Pluto is cold; the average surface temperature is just forty degrees Celsius above absolute zero. So how is there glacial activity on the distant body?
On Earth, glaciers form when enough snow builds up year after year to become ice. The compression of accumulated snow forces it to re-crystallize, forming larger grains. These grains grow larger, crushing out air pockets and the whole structure becomes more dense. Over the course of years, this snow will eventually become glacier ice.
This ice is soft compared to rock. So under the immense weight of its own structure, the glacial ice can become plastic. This means a glacier can flow down mountains or across plains.
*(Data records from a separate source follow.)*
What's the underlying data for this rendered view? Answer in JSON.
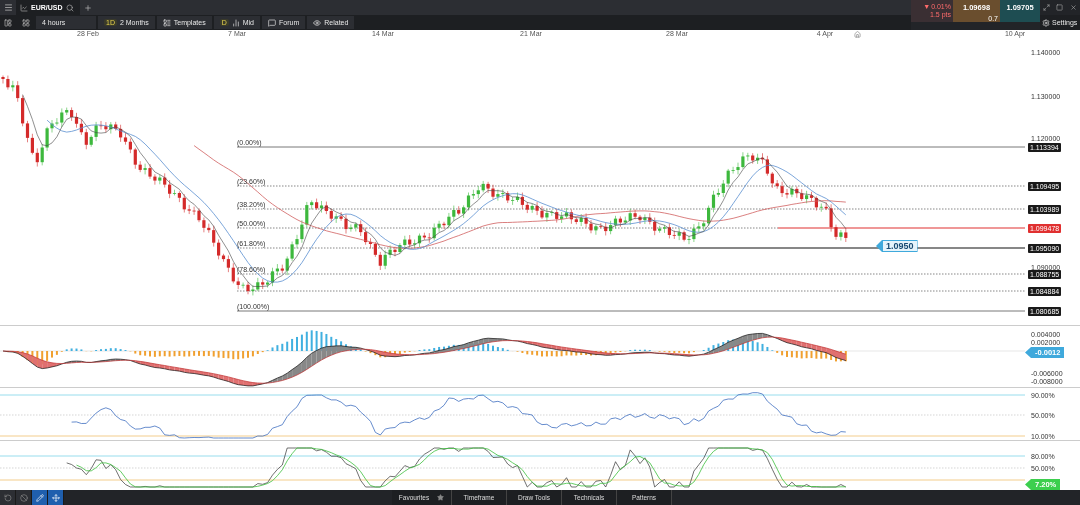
{
  "header": {
    "tab": {
      "label": "EUR/USD"
    },
    "change": {
      "arrow": "▼",
      "percent": "0.01%",
      "points": "1.5 pts"
    },
    "sell": "1.09698",
    "spread": "0.7",
    "buy": "1.09705",
    "settings": "Settings"
  },
  "controls": [
    {
      "kind": "interval",
      "label": "4 hours"
    },
    {
      "kind": "range",
      "badge": "1D",
      "label": "2 Months"
    },
    {
      "kind": "templates",
      "label": "Templates"
    },
    {
      "kind": "price",
      "badge": "D",
      "label": "Mid"
    },
    {
      "kind": "forum",
      "label": "Forum"
    },
    {
      "kind": "related",
      "label": "Related"
    }
  ],
  "dates": [
    "28 Feb",
    "7 Mar",
    "14 Mar",
    "21 Mar",
    "28 Mar",
    "4 Apr",
    "10 Apr"
  ],
  "price_chart": {
    "axis_ticks": [
      "1.140000",
      "1.130000",
      "1.120000",
      "1.090000"
    ],
    "levels": [
      {
        "label": "(0.00%)",
        "tag": "1.113394",
        "kind": "solid"
      },
      {
        "label": "(23.60%)",
        "tag": "1.109495",
        "kind": "dotted"
      },
      {
        "label": "(38.20%)",
        "tag": "1.103989",
        "kind": "dotted"
      },
      {
        "label": "(50.00%)",
        "tag": "1.099478",
        "kind": "alert"
      },
      {
        "label": "(61.80%)",
        "tag": "1.095090",
        "kind": "support"
      },
      {
        "label": "(78.60%)",
        "tag": "1.088755",
        "kind": "dotted"
      },
      {
        "tag": "1.084884",
        "kind": "dotted"
      },
      {
        "label": "(100.00%)",
        "tag": "1.080685",
        "kind": "solid"
      }
    ],
    "current_price": "1.0950"
  },
  "macd": {
    "axis_ticks": [
      "0.004000",
      "0.002000",
      "-0.006000",
      "-0.008000"
    ],
    "current": "-0.0012"
  },
  "rsi": {
    "axis_ticks": [
      "90.00%",
      "50.00%",
      "10.00%"
    ]
  },
  "stochastic": {
    "axis_ticks": [
      "80.00%",
      "50.00%"
    ],
    "current": "7.20%"
  },
  "tools": [
    {
      "kind": "refresh",
      "selected": false
    },
    {
      "kind": "clear",
      "selected": false
    },
    {
      "kind": "draw",
      "selected": true
    },
    {
      "kind": "select",
      "selected": true
    }
  ],
  "menus": [
    {
      "kind": "favourites",
      "label": "Favourites"
    },
    {
      "kind": "plain",
      "label": "Timeframe"
    },
    {
      "kind": "plain",
      "label": "Draw Tools"
    },
    {
      "kind": "plain",
      "label": "Technicals"
    },
    {
      "kind": "plain",
      "label": "Patterns"
    }
  ]
}
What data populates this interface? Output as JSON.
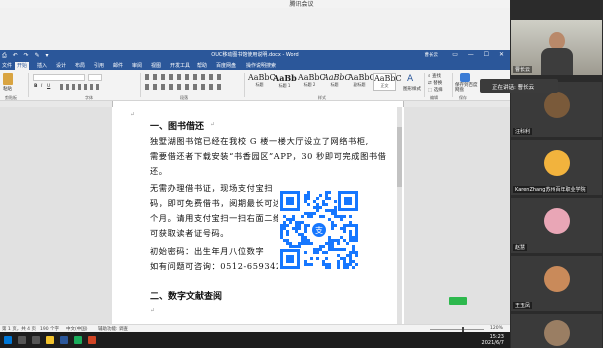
{
  "meeting": {
    "window_title": "腾讯会议",
    "speaking_label": "正在讲话: 曹长云"
  },
  "word": {
    "doc_title": "OUC移动图书馆使用说明.docx - Word",
    "user": "曹长云",
    "qat": "⎙ ↶ ↷ ✎ ▾",
    "window_controls": "▭ — ☐ ✕",
    "tabs": [
      "文件",
      "开始",
      "插入",
      "设计",
      "布局",
      "引用",
      "邮件",
      "审阅",
      "视图",
      "开发工具",
      "帮助",
      "百度网盘",
      "操作说明搜索"
    ],
    "active_tab": "开始",
    "ribbon": {
      "paste": "粘贴",
      "clipboard_label": "剪贴板",
      "font_label": "字体",
      "paragraph_label": "段落",
      "styles_label": "样式",
      "edit_label": "编辑",
      "save_label": "保存",
      "find": "查找",
      "replace": "替换",
      "select": "选择",
      "text_style_btn": "图形样式",
      "save_to_baidu": "保存到百度网盘",
      "styles": [
        {
          "sample": "AaBbC",
          "name": "标题"
        },
        {
          "sample": "AaBb",
          "name": "标题 1"
        },
        {
          "sample": "AaBbC",
          "name": "标题 2"
        },
        {
          "sample": "AaBbC",
          "name": "标题"
        },
        {
          "sample": "AaBbC",
          "name": "副标题"
        },
        {
          "sample": "AaBbC",
          "name": "正文"
        }
      ]
    },
    "document": {
      "heading1": "一、图书借还",
      "para1_line1": "独墅湖图书馆已经在我校 G 楼一楼大厅设立了网络书柜,",
      "para1_line2": "需要借还者下载安装“书香园区”APP，30 秒即可完成图书借",
      "para1_line3": "还。",
      "para2_line1": "无需办理借书证，现场支付宝扫",
      "para2_line2": "码，即可免费借书，阅期最长可达两",
      "para2_line3": "个月。请用支付宝扫一扫右面二维码",
      "para2_line4": "可获取读者证号码。",
      "para3_line1": "初始密码：出生年月八位数字",
      "para3_line2": "如有问题可咨询：0512-65934206",
      "heading2": "二、数字文献查阅",
      "para_mark": "↵"
    },
    "status": {
      "page": "第 1 页，共 4 页",
      "words": "190 个字",
      "lang": "中文(中国)",
      "accessibility": "辅助功能: 调查",
      "zoom": "120%",
      "zoom_level_percent": 60
    }
  },
  "taskbar": {
    "time": "15:23",
    "date": "2021/6/7"
  },
  "participants": [
    {
      "name": "曹长云",
      "kind": "video"
    },
    {
      "name": "汪科利",
      "kind": "avatar",
      "color": "#7a5a3a"
    },
    {
      "name": "KarenZhang苏州百年职业学院",
      "kind": "avatar",
      "color": "#f2b33d"
    },
    {
      "name": "赵慧",
      "kind": "avatar",
      "color": "#e9a6b6"
    },
    {
      "name": "王玉凤",
      "kind": "avatar",
      "color": "#c98a5a"
    },
    {
      "name": "",
      "kind": "avatar",
      "color": "#9a7e63"
    }
  ]
}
A similar thing is happening on Pluto, though the materials are different. The bulk of the glaciers on Pluto are made of nitrogen, which is a soft solid ice. Water ice on the surface is much harder. At temperatures as low as Pluto’s surface, water ice is hard as rock. Not only can water ice support the weight of a nitrogen ice glacier, the relatively softer nitrogen ice can flow over water ice like a water ice glacier does over rock on Earth.
But there’s another factor at play, and that’s density. Water ice is far less dense than nitrogen ice, so the big blocks of water ice can float and move in the soft nitrogen ice, and in fact, water ice hills and mountains are seen floating in Pluto’s icy heart.